Brown Loaf


I’m sure that you have all been informed by now that I love baking. If you need confirmation of this statement, please visit any one of my previous posts. There is absolutely no shortage of baking-related posts. 🙂

Oh, on another note, I can only apologise for my lack of published work over the past few weeks. My reason, you might ask? It’s a legitimate one, I swear! In celebration of my 21st birthday, I visited my sister Alex, who lives in Toronto. We also ventured on a road trip to New York. It’s an amazing place. As is Toronto. If I begin talking about them now then I’ll never stop. So I’ll keep it short and sweet. Less talk, more bread.

My plan is to become a baker. To become a successful baker, I need to know everything that there is to know about baking. I need to know every method used in the production of different types of baked goods.

I felt inexperienced in the making of bread, so before I took my holiday, I decided to hone my bread making skills. Fortunately for me, it turned out that there is nothing more satisfying than a soft, light, crusty loaf emerging from the oven, that has been made lovingly with my own hands.

I won’t lie to you. Baking bread takes a slight bit of time and effort, but if you have both to spare and you add some love, you will not be disappointed with the result.

Get kneading and get satisfied. 🙂


  • 400g brown flour
  • 100g strong white bread flour
  • 7g sachet fast action dried yeast
  • 1 1/2 tsp salt
  • 1 tbsp soft butter


Mix the flours, yeast and salt in a large mixing bowl. Add the butter, rubbing it into the mixture. Make a well in the centre of the flour and pour in 300ml luke-warm water. Mix with a round-bladed knife until the mixture comes together. Gather into a ball with your hands.

Put the dough on a lightly floured work surface and knead for 8-10 minutes, until the dough has a smooth and elastic feel. Shape the dough into a ball, place on a lightly floured work surface and cover with a large glass bowl. Leave for approximately 1 hour or until the dough has doubled in size.

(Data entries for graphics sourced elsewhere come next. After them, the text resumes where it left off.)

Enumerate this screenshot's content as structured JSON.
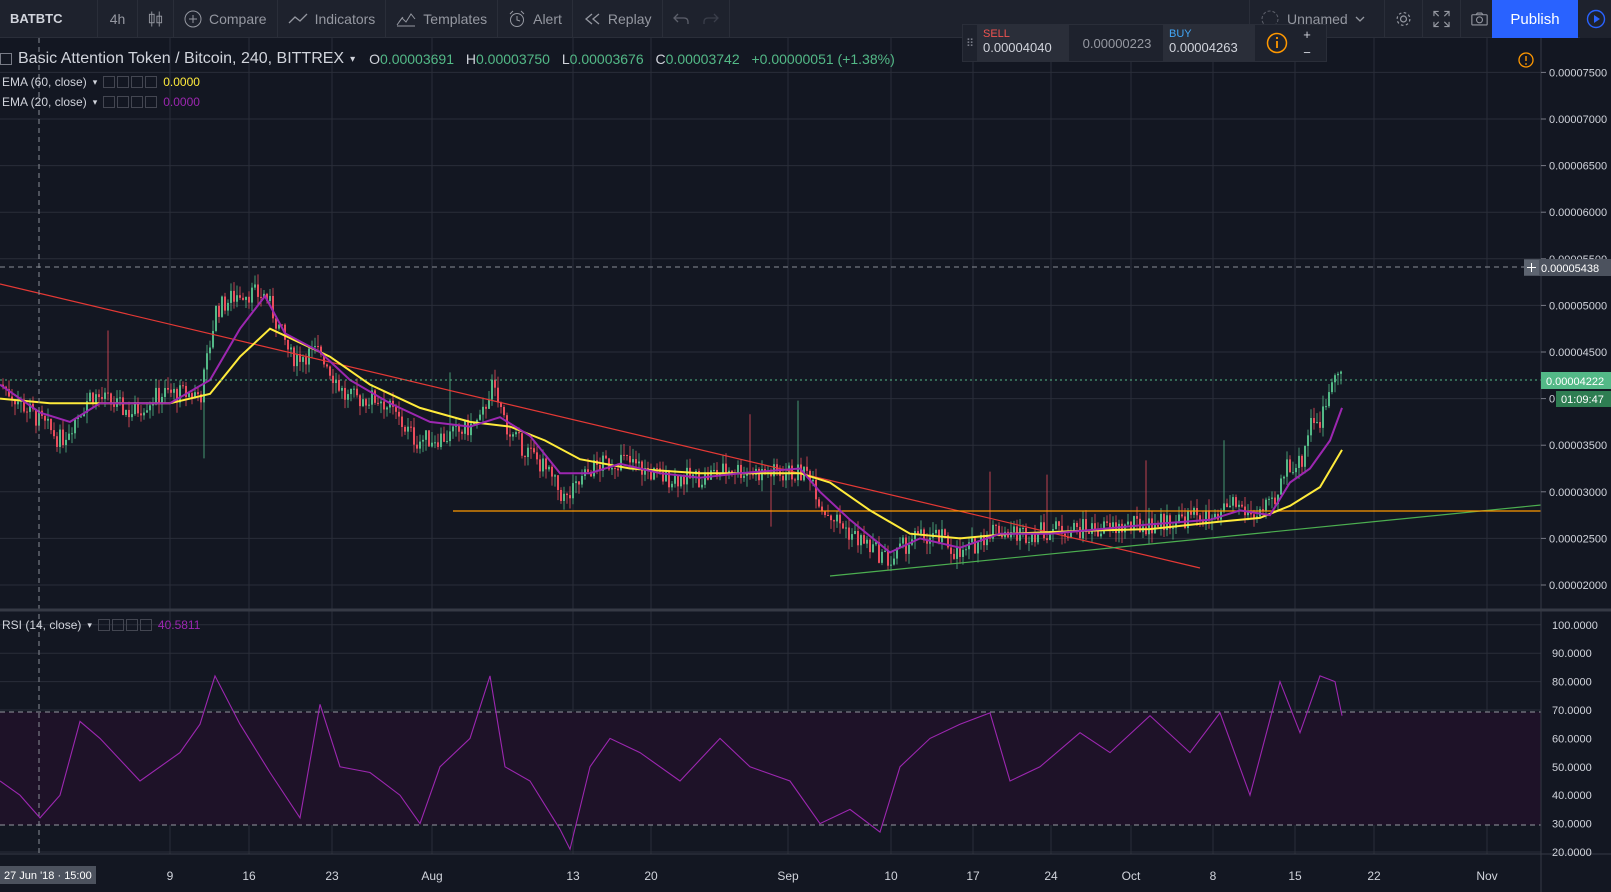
{
  "toolbar": {
    "symbol": "BATBTC",
    "interval": "4h",
    "compare": "Compare",
    "indicators": "Indicators",
    "templates": "Templates",
    "alert": "Alert",
    "replay": "Replay",
    "layout_name": "Unnamed",
    "publish": "Publish"
  },
  "trade": {
    "sell_label": "SELL",
    "sell_price": "0.00004040",
    "spread": "0.00000223",
    "buy_label": "BUY",
    "buy_price": "0.00004263"
  },
  "legend": {
    "title": "Basic Attention Token / Bitcoin, 240, BITTREX",
    "o_label": "O",
    "o": "0.00003691",
    "h_label": "H",
    "h": "0.00003750",
    "l_label": "L",
    "l": "0.00003676",
    "c_label": "C",
    "c": "0.00003742",
    "change": "+0.00000051 (+1.38%)"
  },
  "indicators": [
    {
      "label": "EMA (60, close)",
      "value": "0.0000",
      "color": "#ffeb3b"
    },
    {
      "label": "EMA (20, close)",
      "value": "0.0000",
      "color": "#9c27b0"
    }
  ],
  "rsi": {
    "label": "RSI (14, close)",
    "value": "40.5811",
    "color": "#9c27b0"
  },
  "colors": {
    "up": "#53b987",
    "down": "#eb4d5c",
    "background": "#131722",
    "grid": "#2a2e39",
    "trendline_red": "#e53935",
    "trendline_green": "#4caf50",
    "support_orange": "#ff9800"
  },
  "crosshair": {
    "time_label": "27 Jun '18 · 15:00",
    "price_label": "0.00005438"
  },
  "last_price": {
    "price": "0.00004222",
    "countdown": "01:09:47"
  },
  "chart_data": {
    "type": "candlestick",
    "x_labels": [
      "9",
      "16",
      "23",
      "Aug",
      "13",
      "20",
      "Sep",
      "10",
      "17",
      "24",
      "Oct",
      "8",
      "15",
      "22",
      "Nov"
    ],
    "price_ticks": [
      "0.00007500",
      "0.00007000",
      "0.00006500",
      "0.00006000",
      "0.00005500",
      "0.00005000",
      "0.00004500",
      "0.00004000",
      "0.00003500",
      "0.00003000",
      "0.00002500",
      "0.00002000"
    ],
    "rsi_ticks": [
      "100.0000",
      "90.0000",
      "80.0000",
      "70.0000",
      "60.0000",
      "50.0000",
      "40.0000",
      "30.0000",
      "20.0000"
    ],
    "close_path": [
      [
        0,
        4.15
      ],
      [
        40,
        3.75
      ],
      [
        60,
        3.55
      ],
      [
        90,
        4.05
      ],
      [
        130,
        3.85
      ],
      [
        160,
        4.05
      ],
      [
        200,
        4.05
      ],
      [
        215,
        4.95
      ],
      [
        240,
        5.15
      ],
      [
        265,
        5.1
      ],
      [
        290,
        4.45
      ],
      [
        320,
        4.5
      ],
      [
        345,
        4.0
      ],
      [
        380,
        4.0
      ],
      [
        415,
        3.55
      ],
      [
        450,
        3.6
      ],
      [
        480,
        3.75
      ],
      [
        490,
        4.15
      ],
      [
        510,
        3.6
      ],
      [
        540,
        3.3
      ],
      [
        565,
        2.9
      ],
      [
        590,
        3.25
      ],
      [
        620,
        3.35
      ],
      [
        660,
        3.15
      ],
      [
        700,
        3.15
      ],
      [
        730,
        3.25
      ],
      [
        760,
        3.2
      ],
      [
        810,
        3.2
      ],
      [
        820,
        2.85
      ],
      [
        850,
        2.55
      ],
      [
        890,
        2.25
      ],
      [
        910,
        2.5
      ],
      [
        940,
        2.5
      ],
      [
        960,
        2.3
      ],
      [
        990,
        2.6
      ],
      [
        1020,
        2.55
      ],
      [
        1060,
        2.6
      ],
      [
        1100,
        2.6
      ],
      [
        1150,
        2.65
      ],
      [
        1200,
        2.75
      ],
      [
        1215,
        2.65
      ],
      [
        1230,
        2.9
      ],
      [
        1250,
        2.75
      ],
      [
        1275,
        2.85
      ],
      [
        1285,
        3.3
      ],
      [
        1300,
        3.3
      ],
      [
        1310,
        3.8
      ],
      [
        1320,
        3.75
      ],
      [
        1335,
        4.4
      ],
      [
        1342,
        4.22
      ]
    ],
    "ema20_path": [
      [
        0,
        4.15
      ],
      [
        40,
        3.85
      ],
      [
        70,
        3.75
      ],
      [
        100,
        3.95
      ],
      [
        140,
        3.95
      ],
      [
        170,
        3.95
      ],
      [
        210,
        4.2
      ],
      [
        240,
        4.75
      ],
      [
        265,
        5.1
      ],
      [
        285,
        4.7
      ],
      [
        320,
        4.5
      ],
      [
        350,
        4.2
      ],
      [
        390,
        3.95
      ],
      [
        430,
        3.75
      ],
      [
        470,
        3.7
      ],
      [
        500,
        3.8
      ],
      [
        530,
        3.6
      ],
      [
        560,
        3.2
      ],
      [
        590,
        3.2
      ],
      [
        620,
        3.3
      ],
      [
        660,
        3.2
      ],
      [
        700,
        3.15
      ],
      [
        740,
        3.2
      ],
      [
        800,
        3.25
      ],
      [
        820,
        3.0
      ],
      [
        850,
        2.7
      ],
      [
        890,
        2.35
      ],
      [
        920,
        2.5
      ],
      [
        960,
        2.4
      ],
      [
        1000,
        2.55
      ],
      [
        1050,
        2.55
      ],
      [
        1100,
        2.6
      ],
      [
        1150,
        2.65
      ],
      [
        1210,
        2.7
      ],
      [
        1240,
        2.8
      ],
      [
        1270,
        2.75
      ],
      [
        1290,
        3.1
      ],
      [
        1310,
        3.25
      ],
      [
        1330,
        3.55
      ],
      [
        1342,
        3.9
      ]
    ],
    "ema60_path": [
      [
        0,
        4.0
      ],
      [
        50,
        3.95
      ],
      [
        100,
        3.95
      ],
      [
        170,
        3.95
      ],
      [
        210,
        4.05
      ],
      [
        240,
        4.45
      ],
      [
        270,
        4.75
      ],
      [
        300,
        4.6
      ],
      [
        330,
        4.45
      ],
      [
        370,
        4.15
      ],
      [
        420,
        3.9
      ],
      [
        470,
        3.75
      ],
      [
        510,
        3.7
      ],
      [
        545,
        3.55
      ],
      [
        580,
        3.35
      ],
      [
        630,
        3.25
      ],
      [
        700,
        3.2
      ],
      [
        800,
        3.2
      ],
      [
        830,
        3.1
      ],
      [
        870,
        2.8
      ],
      [
        910,
        2.55
      ],
      [
        960,
        2.5
      ],
      [
        1010,
        2.55
      ],
      [
        1080,
        2.58
      ],
      [
        1150,
        2.6
      ],
      [
        1220,
        2.68
      ],
      [
        1260,
        2.72
      ],
      [
        1290,
        2.85
      ],
      [
        1320,
        3.05
      ],
      [
        1342,
        3.45
      ]
    ],
    "rsi_path": [
      [
        0,
        45
      ],
      [
        20,
        40
      ],
      [
        40,
        32
      ],
      [
        60,
        40
      ],
      [
        80,
        66
      ],
      [
        100,
        60
      ],
      [
        140,
        45
      ],
      [
        180,
        55
      ],
      [
        200,
        65
      ],
      [
        215,
        82
      ],
      [
        240,
        65
      ],
      [
        270,
        48
      ],
      [
        300,
        32
      ],
      [
        320,
        72
      ],
      [
        340,
        50
      ],
      [
        370,
        48
      ],
      [
        400,
        40
      ],
      [
        420,
        30
      ],
      [
        440,
        50
      ],
      [
        470,
        60
      ],
      [
        490,
        82
      ],
      [
        505,
        50
      ],
      [
        530,
        45
      ],
      [
        560,
        28
      ],
      [
        570,
        21
      ],
      [
        590,
        50
      ],
      [
        610,
        60
      ],
      [
        640,
        55
      ],
      [
        680,
        45
      ],
      [
        720,
        60
      ],
      [
        750,
        50
      ],
      [
        790,
        45
      ],
      [
        820,
        30
      ],
      [
        850,
        35
      ],
      [
        880,
        27
      ],
      [
        900,
        50
      ],
      [
        930,
        60
      ],
      [
        960,
        65
      ],
      [
        990,
        69
      ],
      [
        1010,
        45
      ],
      [
        1040,
        50
      ],
      [
        1080,
        62
      ],
      [
        1110,
        55
      ],
      [
        1150,
        68
      ],
      [
        1190,
        55
      ],
      [
        1220,
        69
      ],
      [
        1250,
        40
      ],
      [
        1280,
        80
      ],
      [
        1300,
        62
      ],
      [
        1320,
        82
      ],
      [
        1335,
        80
      ],
      [
        1342,
        68
      ]
    ]
  }
}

Knock back the dough by kneading 3-4 times. Don’t handle the dough too much or it will lose its lightness. Shape the dough into a ball. Cover with the glass bowl and leave for 15 minutes.

Grease a loaf tin, lining the base with baking paper. Using your knuckles, flatten the dough into a rectangle about 25cm x 19cm. Fold both shorter ends into the centre like an envelope, make a 1/4 turn, flatten again into a rectangle and roll up very tightly, starting from one of the short ends. Place in the tin with the join underneath. Cover with a clean tea towel. Leave for 40-45 minutes or until the dough has risen about 5cm above the top of the tin.


Put a roasting tin in the bottom of the oven 20 minutes before the dough is ready to bake and heat the oven to 230C/210C fan/gas 8. Put the risen bread in the oven, carefully pouring 250ml cold water into the roasting tin, which will hiss and create a burst of steam to give you a crisp crust. Lower the heat to 220C/200C Fan/gas 7. Bake for approximately 30 minutes or until golden.Leave in the tin for 2-3 minutes, then remove and cool on a wire rack. If you tap the base of the baked loaf it should be firm and sound hollow.